Well that example is a bit flawed since there are variables that can be somewhat easily monitored. But something like an antidepressant may be different: just telling people they are receiving an antidepressant drug might alter their responses on follow up surveys, while some patients not receiving the drug or placebo might recover without it.

Anonymous 0 Comments

The idea is to test the effect of the specific drug, not the effect of administering… anything. The placebo is used to make the experience of the control group (i.e. the group not getting the drug) exactly the same as the experience of the group getting the drug; the only difference is the presence/absence of the drug itself. That makes the comparison a true test of the drug. Because the subjects don’t know which group they’re in, this is called a “blind” trial.

If the people conducting the trial know if a particular subject is getting the drug or the placebo, this might influence their behaviour when conducting the trial. (They might behave differently when administering the drug/placebo, or their knowledge might influence how they interpret the clinical results.) For this reason, the information about which subjects get the drug and which get the placebo should be hidden from the people conducting the trial until the results are finally analysed. Because both the subjects and researchers don’t know who’s in which group, this is called a “double-blind” trial.
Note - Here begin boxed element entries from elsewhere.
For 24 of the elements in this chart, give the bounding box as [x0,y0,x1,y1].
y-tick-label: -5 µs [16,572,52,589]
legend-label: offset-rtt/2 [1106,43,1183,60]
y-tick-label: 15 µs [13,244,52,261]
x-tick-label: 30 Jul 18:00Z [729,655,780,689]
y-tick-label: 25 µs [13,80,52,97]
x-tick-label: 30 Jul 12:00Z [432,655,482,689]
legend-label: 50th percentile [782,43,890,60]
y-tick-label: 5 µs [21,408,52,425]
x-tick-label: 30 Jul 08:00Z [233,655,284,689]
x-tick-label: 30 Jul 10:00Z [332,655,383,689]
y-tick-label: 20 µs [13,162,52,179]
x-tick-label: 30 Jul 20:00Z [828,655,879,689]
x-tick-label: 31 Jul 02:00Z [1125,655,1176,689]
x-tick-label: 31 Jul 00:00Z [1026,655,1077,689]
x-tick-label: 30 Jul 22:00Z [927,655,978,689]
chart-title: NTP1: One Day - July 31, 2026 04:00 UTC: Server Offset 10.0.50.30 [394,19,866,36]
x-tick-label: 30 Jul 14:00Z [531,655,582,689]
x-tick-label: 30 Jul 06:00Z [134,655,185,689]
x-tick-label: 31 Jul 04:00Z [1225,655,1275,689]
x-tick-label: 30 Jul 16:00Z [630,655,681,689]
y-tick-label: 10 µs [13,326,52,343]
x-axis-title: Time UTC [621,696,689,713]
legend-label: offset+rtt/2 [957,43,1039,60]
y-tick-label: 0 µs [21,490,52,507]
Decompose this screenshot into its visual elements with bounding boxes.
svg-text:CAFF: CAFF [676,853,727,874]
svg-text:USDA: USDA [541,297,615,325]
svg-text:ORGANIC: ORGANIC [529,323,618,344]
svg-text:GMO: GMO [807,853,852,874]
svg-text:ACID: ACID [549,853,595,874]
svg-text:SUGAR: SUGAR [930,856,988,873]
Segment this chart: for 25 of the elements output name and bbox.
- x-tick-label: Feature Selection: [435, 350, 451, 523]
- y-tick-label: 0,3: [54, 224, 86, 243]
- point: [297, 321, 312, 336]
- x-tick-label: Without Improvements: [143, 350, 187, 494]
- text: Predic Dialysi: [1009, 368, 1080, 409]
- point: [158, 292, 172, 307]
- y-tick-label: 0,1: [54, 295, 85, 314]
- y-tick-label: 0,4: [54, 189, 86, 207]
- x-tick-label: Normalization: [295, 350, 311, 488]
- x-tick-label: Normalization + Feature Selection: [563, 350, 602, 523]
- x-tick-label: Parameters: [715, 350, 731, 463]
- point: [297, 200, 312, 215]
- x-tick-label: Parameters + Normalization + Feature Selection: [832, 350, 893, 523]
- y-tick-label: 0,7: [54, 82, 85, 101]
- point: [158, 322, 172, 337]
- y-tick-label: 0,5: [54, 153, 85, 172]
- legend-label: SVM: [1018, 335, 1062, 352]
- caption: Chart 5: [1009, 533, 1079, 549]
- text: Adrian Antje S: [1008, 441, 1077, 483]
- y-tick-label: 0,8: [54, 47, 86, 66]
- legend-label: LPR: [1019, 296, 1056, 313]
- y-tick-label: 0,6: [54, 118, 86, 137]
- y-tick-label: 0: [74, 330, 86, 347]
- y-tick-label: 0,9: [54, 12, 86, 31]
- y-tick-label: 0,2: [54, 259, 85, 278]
Like all good experimental science, the whole idea is to design experiments that stop us fooling ourselves by our preconceptions, and instead to find out what’s really going on.

Anonymous 0 Comments

Humans are very complex, and one is a lot like another, but also very different from another. Does blood pressure medicine A lower my blood pressure the same amount it lowers yours?

And outcome measures can have a level of subjectiveness to them; weight is fairly objective, pain is not. And the observers/recorders often have conscious and unconscious biases that affect their reporting.

People who meet certain criteria enter into a study, and are randomized to the treatment group or the control group. They are randomized to increase the likelihood that other confounding variables that we don’t know about or didn’t consider in our inclusion criteria are equally balanced between the two groups. Ideally, neither the participants nor the observers know which group you are in, reducing the biases that can come from “I’m taking the active treatment” or “this person is taking placebo.” In the perfect study, the only variable that would be different in the two groups would the substance being tested. This increases the likelihood that any observed differences in the groups reflects an actual treatment effect rather than some other confounding variable(s).

The placebo effect (improvement in condition after taking a placebo) is as high as 20%; the human mind can be a powerful thing.

Anonymous 0 Comments

A parallel group to the those tested with the new medicine. They placebo group receive empty pills or injections but they are convinced they got the real deal. The researches are testing two things:

1) The psychological effect. Do people feel better just because they think the new medication is effective? Is it all in the mind?

2) In case people get side effects, it’s almost impossible to decide if these (sometimes severe) effects are caused by the medication. If a similar number of cases are detected in the placebo group, that’s a sign they are not caused by the medication. If complications are reported only in the group which received the real stuff, then they suspect the new drug is causing it.

Anonymous 0 Comments

For extreme simplicity, let’s call it drug x and drug y

Drug x seems to drop your happy ass like a log into a coma. But we can’t quite verify if it was the drug or some kind of external process happening. So we introduce a plecebo and see if the effects are real or faked.

I’m sure it’s a lot more complicated than this though.

Anonymous 0 Comments

There has to be a control for any scientific experiment. The control is what the results are compared to, in order for any conclusion to be accurate.